Antifaschismus mit Klavierbegleitung
Der Künstler will kontinuierlich steigende AfD-Umfragewerte, wachsenden Antisemitismus, Neonazi-Gruppen, die sich gezielt verabreden, um CSDs zu attackieren und bröckelnde Solidarität nicht hinnehmen.
Das Album handelt von Leben und Tod, von einer Anleitung zum Widerstand gegen die faschistische Gefahr, um Liebe, Versicherungsvertreter, Kneipenschlägereien, den Sinn des Lebens und von dem, was am Ende bleibt.
Albumaufnahme mit Zigarette in der Hand
Orchester und Chöre gibt es auf dem kommenden Album nicht, dafür ein Streichquartett, Stimme und Klavier. Abgemischt hat das Album Philipp Schwär. Die Aufnahme fand zuhause mit Dans Bruder Panik Panzer statt:
"Die ersten Skizzen habe ich im Sitzen aufgenommen.
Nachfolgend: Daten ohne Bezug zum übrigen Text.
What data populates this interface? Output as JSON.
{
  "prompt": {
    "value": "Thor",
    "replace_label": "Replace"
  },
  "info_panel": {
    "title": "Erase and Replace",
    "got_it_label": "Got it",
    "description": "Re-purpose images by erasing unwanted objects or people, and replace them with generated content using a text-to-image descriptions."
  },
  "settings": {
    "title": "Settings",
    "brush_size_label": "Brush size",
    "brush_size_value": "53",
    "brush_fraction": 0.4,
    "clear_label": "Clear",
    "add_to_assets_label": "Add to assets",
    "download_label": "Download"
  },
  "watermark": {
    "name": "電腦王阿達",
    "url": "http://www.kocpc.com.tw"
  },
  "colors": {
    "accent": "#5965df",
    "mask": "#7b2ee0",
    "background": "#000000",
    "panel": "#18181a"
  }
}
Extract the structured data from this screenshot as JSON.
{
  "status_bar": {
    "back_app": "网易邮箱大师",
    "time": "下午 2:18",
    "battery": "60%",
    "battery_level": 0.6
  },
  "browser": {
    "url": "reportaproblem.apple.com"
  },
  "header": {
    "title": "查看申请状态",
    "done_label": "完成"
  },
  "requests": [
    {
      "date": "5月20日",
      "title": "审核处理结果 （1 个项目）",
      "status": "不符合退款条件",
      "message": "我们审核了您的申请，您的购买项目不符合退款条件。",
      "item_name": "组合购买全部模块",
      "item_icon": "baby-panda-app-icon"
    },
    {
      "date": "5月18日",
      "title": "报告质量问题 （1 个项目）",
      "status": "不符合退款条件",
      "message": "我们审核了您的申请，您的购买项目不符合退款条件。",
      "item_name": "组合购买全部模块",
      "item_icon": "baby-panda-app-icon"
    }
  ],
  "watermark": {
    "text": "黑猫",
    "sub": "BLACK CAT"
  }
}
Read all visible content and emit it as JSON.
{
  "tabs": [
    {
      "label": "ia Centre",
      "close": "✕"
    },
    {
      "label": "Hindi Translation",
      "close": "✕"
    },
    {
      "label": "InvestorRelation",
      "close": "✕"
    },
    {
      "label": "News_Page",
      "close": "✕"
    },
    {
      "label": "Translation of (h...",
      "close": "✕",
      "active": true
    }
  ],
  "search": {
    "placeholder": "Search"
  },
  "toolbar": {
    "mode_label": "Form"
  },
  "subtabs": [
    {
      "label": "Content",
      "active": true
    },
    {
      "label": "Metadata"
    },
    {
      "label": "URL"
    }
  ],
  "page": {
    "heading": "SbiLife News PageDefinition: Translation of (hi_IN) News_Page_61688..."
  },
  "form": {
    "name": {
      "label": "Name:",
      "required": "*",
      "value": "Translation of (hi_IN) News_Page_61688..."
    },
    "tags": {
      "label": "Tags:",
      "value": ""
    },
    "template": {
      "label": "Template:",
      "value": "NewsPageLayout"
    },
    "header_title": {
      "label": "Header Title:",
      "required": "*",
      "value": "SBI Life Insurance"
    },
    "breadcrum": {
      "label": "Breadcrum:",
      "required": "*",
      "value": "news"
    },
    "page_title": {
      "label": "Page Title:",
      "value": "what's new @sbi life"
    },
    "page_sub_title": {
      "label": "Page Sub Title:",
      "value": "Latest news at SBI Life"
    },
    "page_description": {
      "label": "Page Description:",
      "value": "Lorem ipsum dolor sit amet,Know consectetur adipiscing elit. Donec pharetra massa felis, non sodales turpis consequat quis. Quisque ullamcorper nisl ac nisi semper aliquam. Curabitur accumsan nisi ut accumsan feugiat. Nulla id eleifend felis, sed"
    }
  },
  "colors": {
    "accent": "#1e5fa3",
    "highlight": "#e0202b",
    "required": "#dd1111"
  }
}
Dann habe ich es im Studio noch mal stehend eingesungen, mir die Ergebnisse angehört – und anschließend alles im Sitzen mit einer Zigarette in der Hand nochmal neu aufgenommen. Weil es entspannt sein muss und salopp. Alles richtig machen ist auch nur alles falsch machen."
Zwischen dem 23. Oktober und dem 20. Dezember präsentiert Danger Dan sein neues Album bei 13 Konzerten, darunter in München, Köln, Hamburg, Leipzig und Berlin.